Il appartient à la demanderesse d’établir la faute de chacune des parties dont elle sollicite la condamnation.
En l’espèce, celle-ci n’allègue ni ne démontre aucune faute des vendeurs. Dès lors, la demande de Mme [O] à l’égard des époux [J] sera rejetée.
Concernant la responsabilité de M. [S], il ressort du rapport d’expertise judiciaire, non contesté sur ce point, que celui-ci a commis des erreurs d’exécution lors de la réalisation des fondations du mur de soubassement en les établissant à une profondeur insuffisante. Ces manquements caractérisent une faute qui engage sa responsabilité à l’encontre de Mme [O].

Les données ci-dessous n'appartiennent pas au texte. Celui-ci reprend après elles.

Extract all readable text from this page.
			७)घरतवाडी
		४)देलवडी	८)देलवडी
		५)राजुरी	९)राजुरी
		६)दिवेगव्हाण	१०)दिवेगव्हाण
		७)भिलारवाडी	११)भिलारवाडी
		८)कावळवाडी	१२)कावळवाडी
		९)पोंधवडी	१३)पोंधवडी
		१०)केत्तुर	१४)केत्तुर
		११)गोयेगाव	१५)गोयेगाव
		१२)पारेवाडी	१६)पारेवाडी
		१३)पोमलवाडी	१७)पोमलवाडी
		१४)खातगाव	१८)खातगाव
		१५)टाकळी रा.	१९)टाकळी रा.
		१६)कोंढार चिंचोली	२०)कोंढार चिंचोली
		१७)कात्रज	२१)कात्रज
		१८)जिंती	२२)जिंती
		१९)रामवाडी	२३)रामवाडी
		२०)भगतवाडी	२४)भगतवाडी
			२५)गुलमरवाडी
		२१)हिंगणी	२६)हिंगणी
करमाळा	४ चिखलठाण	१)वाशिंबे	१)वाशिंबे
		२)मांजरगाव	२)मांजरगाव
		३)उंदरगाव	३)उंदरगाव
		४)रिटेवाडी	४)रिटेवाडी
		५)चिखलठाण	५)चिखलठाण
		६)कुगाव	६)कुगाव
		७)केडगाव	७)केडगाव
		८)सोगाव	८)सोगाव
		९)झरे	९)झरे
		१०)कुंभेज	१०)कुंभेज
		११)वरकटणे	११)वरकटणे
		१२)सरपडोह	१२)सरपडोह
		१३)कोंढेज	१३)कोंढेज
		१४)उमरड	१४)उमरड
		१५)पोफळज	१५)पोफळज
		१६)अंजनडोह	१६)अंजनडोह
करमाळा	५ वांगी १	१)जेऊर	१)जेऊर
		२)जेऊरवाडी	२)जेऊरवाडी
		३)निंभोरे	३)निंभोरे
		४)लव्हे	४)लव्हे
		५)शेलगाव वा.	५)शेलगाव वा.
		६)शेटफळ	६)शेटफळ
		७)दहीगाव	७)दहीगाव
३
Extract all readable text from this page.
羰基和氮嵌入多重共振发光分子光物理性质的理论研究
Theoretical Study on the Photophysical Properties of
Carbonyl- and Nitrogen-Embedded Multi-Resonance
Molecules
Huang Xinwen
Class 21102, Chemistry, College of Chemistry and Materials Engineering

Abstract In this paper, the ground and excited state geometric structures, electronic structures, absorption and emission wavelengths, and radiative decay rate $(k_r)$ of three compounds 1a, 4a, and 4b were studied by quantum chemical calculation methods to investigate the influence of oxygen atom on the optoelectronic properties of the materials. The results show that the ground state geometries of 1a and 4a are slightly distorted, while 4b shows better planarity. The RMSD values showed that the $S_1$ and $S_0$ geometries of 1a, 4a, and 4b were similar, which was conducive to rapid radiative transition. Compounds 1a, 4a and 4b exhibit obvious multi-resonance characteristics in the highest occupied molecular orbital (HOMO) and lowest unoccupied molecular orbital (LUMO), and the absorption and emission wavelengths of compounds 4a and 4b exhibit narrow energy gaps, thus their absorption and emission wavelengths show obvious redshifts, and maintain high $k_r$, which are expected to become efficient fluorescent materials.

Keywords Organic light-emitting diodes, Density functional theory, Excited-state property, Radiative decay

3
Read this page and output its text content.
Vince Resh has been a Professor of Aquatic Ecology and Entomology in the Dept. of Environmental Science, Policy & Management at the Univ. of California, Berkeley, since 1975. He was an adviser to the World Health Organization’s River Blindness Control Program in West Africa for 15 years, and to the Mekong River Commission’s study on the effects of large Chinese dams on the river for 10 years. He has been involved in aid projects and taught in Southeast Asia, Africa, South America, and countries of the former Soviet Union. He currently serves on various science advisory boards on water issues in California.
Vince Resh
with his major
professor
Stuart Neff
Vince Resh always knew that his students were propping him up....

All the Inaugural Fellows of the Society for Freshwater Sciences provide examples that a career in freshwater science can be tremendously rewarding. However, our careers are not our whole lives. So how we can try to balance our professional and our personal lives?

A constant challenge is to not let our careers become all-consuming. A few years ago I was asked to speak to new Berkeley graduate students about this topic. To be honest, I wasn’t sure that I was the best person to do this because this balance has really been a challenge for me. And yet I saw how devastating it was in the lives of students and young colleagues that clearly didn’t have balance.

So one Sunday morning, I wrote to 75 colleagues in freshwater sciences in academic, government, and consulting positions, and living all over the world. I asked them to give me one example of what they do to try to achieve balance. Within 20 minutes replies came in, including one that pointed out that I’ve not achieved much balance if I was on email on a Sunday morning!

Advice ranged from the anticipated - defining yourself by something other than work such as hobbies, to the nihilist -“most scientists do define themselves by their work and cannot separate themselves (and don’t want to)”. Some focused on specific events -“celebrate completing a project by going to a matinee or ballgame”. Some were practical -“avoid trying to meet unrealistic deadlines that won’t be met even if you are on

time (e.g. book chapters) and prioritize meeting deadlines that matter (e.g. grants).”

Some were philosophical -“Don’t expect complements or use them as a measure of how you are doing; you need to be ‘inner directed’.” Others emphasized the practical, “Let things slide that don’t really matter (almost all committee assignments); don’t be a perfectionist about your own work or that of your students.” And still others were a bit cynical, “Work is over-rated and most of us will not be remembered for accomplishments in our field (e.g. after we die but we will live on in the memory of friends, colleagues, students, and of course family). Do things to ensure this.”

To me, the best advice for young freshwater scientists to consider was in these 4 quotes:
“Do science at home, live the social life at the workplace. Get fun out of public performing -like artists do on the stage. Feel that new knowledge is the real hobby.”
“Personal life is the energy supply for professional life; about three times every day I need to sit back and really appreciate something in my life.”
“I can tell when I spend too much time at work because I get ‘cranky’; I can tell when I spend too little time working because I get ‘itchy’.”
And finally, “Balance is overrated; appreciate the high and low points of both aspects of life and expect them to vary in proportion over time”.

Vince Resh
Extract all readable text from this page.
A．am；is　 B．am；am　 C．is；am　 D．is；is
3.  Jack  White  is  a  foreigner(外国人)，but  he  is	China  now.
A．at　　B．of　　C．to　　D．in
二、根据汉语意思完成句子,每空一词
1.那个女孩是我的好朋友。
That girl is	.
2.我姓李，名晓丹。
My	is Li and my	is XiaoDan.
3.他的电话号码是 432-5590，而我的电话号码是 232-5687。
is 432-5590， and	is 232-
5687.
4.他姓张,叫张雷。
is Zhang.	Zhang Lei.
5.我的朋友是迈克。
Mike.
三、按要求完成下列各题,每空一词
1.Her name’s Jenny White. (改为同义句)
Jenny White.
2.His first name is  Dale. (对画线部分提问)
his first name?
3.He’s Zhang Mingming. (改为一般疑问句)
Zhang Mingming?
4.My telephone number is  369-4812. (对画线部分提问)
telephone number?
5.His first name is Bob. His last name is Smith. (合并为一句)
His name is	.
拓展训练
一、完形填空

Il sera dès lors tenu à réparation.
Sur la réparation du préjudice
L’expert indique qu’afin de remédier aux désordres, il convient de réaliser les travaux suivants :
Démolition / reconstruction du mur de soubassement et des fondations (prévoir des fondations semi-profondes pour s’affranchir du phénomène de retrait-gonflement des sols argileux) y compris les travaux accessoires tels que l’enduit, les chaperons de mur et le raccord au dallage.Il précise qu’aucun devis ne lui a été communiqué durant les opérations expertales.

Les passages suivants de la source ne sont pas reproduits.